Unanimously, dermatologists see dandruff as the third-most common concern among patients, Fair said, and it took time to dissect pain points from both medical professionals and consumers. “This wasn’t overnight,” she said. “We spent a while understanding what the right offer would look like, and understanding the patient profile as well as dermatologist needs.”
As a part of that research, Fair uncovered that 40 percent of users with dandruff don’t use products that target the concern. Even if they start, Fair reasoned, they seldom continue using them. “They’re looking for treatments that leave their hair soft, smooth, shiny — all of those end benefits,” she said. “We saw both a dermatologist need gap and a patient need gap.”

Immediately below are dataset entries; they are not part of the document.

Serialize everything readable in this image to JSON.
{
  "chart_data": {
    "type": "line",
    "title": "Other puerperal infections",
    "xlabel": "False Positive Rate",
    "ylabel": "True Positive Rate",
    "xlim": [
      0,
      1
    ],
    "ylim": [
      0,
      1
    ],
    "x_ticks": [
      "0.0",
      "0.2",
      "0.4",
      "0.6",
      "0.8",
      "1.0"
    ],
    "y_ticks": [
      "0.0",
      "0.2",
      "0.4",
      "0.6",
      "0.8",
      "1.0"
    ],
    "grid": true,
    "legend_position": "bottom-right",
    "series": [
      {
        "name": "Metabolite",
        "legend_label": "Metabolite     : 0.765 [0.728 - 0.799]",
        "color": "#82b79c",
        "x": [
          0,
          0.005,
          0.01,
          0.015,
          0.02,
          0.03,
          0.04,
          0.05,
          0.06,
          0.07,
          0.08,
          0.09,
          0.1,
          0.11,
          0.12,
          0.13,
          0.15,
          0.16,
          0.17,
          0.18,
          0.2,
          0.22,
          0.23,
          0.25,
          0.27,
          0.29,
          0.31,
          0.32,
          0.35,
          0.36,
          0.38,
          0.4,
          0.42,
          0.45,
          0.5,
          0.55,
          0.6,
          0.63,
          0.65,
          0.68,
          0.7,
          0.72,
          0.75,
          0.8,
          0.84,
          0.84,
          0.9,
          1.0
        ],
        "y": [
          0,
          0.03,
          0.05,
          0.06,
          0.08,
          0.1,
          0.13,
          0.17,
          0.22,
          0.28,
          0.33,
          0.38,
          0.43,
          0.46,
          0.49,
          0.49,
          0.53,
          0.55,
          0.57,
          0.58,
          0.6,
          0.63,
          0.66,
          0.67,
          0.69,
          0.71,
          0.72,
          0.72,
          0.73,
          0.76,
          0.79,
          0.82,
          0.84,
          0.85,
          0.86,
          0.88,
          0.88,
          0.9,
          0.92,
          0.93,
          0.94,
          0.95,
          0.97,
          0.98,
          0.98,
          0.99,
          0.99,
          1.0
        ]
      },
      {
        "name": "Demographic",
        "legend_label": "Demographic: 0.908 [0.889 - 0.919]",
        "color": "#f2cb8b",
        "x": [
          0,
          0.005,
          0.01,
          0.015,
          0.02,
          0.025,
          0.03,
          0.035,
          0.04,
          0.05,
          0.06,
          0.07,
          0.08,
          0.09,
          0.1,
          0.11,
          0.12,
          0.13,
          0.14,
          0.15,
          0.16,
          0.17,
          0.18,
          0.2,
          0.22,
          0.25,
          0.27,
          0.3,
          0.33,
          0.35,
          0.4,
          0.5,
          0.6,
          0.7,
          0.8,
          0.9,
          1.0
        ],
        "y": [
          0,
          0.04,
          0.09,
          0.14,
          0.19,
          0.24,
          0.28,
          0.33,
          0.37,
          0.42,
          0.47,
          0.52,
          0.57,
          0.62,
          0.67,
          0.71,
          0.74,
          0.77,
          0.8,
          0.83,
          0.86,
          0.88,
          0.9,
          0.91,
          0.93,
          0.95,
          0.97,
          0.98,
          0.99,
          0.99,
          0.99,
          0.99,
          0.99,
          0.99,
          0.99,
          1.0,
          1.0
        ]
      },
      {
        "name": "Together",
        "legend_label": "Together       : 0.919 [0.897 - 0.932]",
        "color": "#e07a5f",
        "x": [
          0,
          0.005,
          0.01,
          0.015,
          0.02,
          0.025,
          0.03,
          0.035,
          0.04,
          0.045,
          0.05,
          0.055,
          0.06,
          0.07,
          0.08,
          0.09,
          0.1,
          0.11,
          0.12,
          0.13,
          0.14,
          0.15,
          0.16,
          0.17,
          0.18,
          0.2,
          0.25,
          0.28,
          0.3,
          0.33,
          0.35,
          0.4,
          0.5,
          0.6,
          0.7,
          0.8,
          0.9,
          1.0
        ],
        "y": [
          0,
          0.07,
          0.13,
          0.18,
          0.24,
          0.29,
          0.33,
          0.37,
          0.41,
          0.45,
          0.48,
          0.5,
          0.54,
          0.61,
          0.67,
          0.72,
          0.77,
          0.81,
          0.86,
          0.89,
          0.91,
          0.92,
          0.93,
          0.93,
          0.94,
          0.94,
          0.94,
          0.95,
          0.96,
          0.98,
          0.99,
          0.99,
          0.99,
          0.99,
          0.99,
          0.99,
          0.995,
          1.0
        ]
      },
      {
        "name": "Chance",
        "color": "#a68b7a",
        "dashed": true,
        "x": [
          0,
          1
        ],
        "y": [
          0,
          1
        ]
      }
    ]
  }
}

Fair assembled a board of dermatologists to work on the CeraVe products, and also assembled a separate sales team to tackle hair care.
“We didn’t have the perfect solution in our portfolio. We asked dermatologists what product they would create, and it’s essentially free of sulfates and parabens but with pyrithione zinc. When they treat patients, a lot of them have high sensitivities on their scalp,” Fair said. “The whole idea is that when a treatment is prescribed, that they adhere to it.

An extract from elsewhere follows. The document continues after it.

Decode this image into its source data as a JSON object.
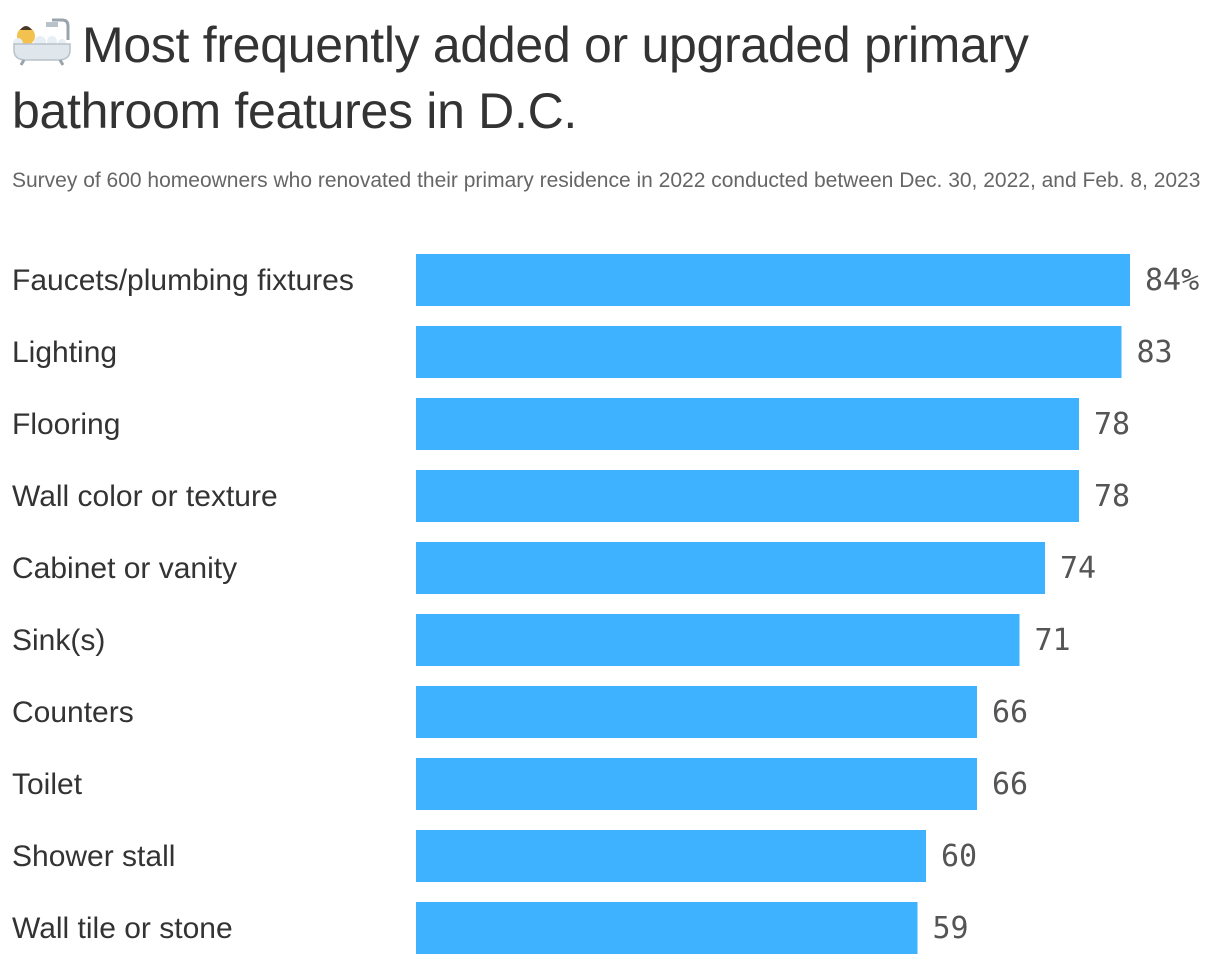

“The other piece, on the moderate and severe side of it, are stronger treatments that don’t leave hair quality worse,” Fair continued, nodding to Dercos. “We now have a portfolio where you have the treatments, and more holistic products for days you’re not treating.”
Among the ingredients in the products are hyaluronic acid, niacinamide and ceramides. “We look at what ingredients consumers understand, and what’s most important for us is safety and efficacy,” said Sanford Browne, L’Oréal’s president of research and innovation in North America. He also took cues from other brands in adjacent L’Oréal divisions.
“Redken is the top professional hair care brand, we’ve created a lot of technologies. We’re able to leverage that deep expertise, which allows us to ask what the consumer wants. We map the entire consumer sensory journey, we spend a lot of time studying consumers from an ethnographic and cognitive science standpoint, and effects of the environment,” Browne said.
Ensuring the products’ performance across hair types was also critical. “The dandruff market is a big market, and it’s products that have been out for a while. One in five consumers suffers from scalp issues,” he said. “One in two Gen Z [consumers] has curly hair, and this is designed to meet their needs.”
L’Oréal’s dermatological beauty division globally missed analyst expectations in the most recent quarter, as reported, posting only 0.8 percent growth in the most recent quarter. At that time, chief executive officer Nicolas Hieronimus said the division still gained share, and a statement from the company cited Dercos as a key growth driver at Vichy. CeraVe “continued to outpace the market across all regions,” per the statement.
As of earlier this year, CeraVe was the second-biggest skin care brand in the mass market, and the fourth-largest mass beauty business across categories, per Circana.